Несмотря на существенные различия в уровне развития культуры, невозможно не заметить сходство мистического опыта первобытного человека и современного представителя информационной эпохи. Специфика сознания и организация психической деятельности человека таковы, что позволяют испытывать тождественные духовные переживания вне зависимости от культурно-исторического контекста. Тем не менее, способность ощущать священную тайну бытия стала атрофироваться в ходе развития цивилизации. Рационализация и механизация сознания, ставшие уделом человека в эпоху индустриального общества, притупили его умение замечать фееричность обживаемой действительности. Так произошла десакрализация мира. Потеряв связь со своей душой, человек утратил способность ощущать священное в окружающем мире. Подчинив его законам формальной логики, отлаженному и выверенному механизму, в котором все тайны вскрыты скальпелем амбициозного ума, он лишил себя возможности лицезреть чудо, доступное сердцу «дикаря». Вспоминаются слова поэта-мистика Новалиса: «Первый человек – это первый духовидец. Ему всё является в виде духа. Дети – что иное, как не первые люди? Яркий взор ребёнка богаче, нежели предчувствие самого отважного провидца»97.
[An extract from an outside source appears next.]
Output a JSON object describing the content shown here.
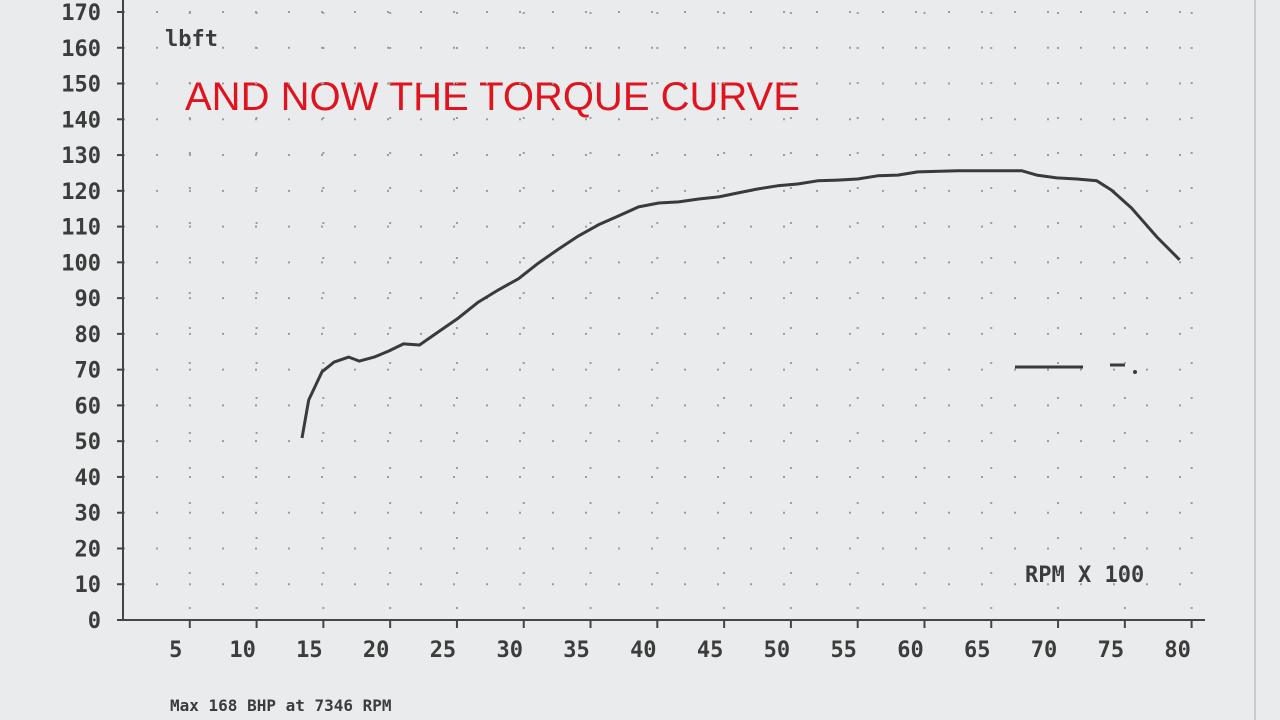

Неслучайно Новалис, говоря о «первом духовидце», упомянул ребёнка. Опыт преображённого бытия сравним с телепортацией в детство, но если в сознании зрелого человека мир внезапно обретает фантастически прекрасные черты, то ребёнок видит мир таковым изначально. Во всяком случае, явления «священного» заглядывают к нему с куда большей охотой, пользуясь гостеприимством его незагромождённой души. Современный психолог Тобин Харт, исследуя многообразие мистического опыта детей, приходит к выводу, что он ничем не уступает опыту величайших мистиков. Детская непосредственность, чувствительность, неутраченная ещё эмпатия всему сущему позволяют ребёнку улавливать музыку духовной реальности. Вот как описывает свой опыт одиннадцатилетняя Деби: «Я смотрела в небо, просто смотрела. Не знаю, как это произошло, но внезапно оно открылось мне. Не знаю, как сказать, но я почувствовала, что всё вокруг совершенно и взаимосвязано. Я не могу сказать, что о чём-то думала, думать было как бы и не о чем. Это было так, словно моя грудная клетка может взорваться и разлететься на миллион кусочков. Словно я могу взорваться и стать солнцем и облаками»98.

Опыт преображения мира открывает нашему взору истинное предназначение материи. Её функциональность, прежде имеющая прагматическое значение, отходит на задний план. Материальный мир отныне представляется нам выражением надземной гармонии и красоты. Мы чувствуем, что материя – это проявленная Божественность, энергия Бога, воплощённая в осязаемой форме. Нередко поэты воспевают оду священной материи, сами не зная того, что глотают вино преображённого бытия. Каждая прожилка растения, каждый атом и, наконец, слияние любящих тел обретают большую ценность, нежели все догматы, церкви и философии, ибо то, в чём пульсирует явленная жизнь, излучает истину интенсивнее всех умозрительных концепций. Это обожествление материи не становится вырождением Божественного до уровня профанного, наоборот, оно представляет собой взлёт материи в поднебесье.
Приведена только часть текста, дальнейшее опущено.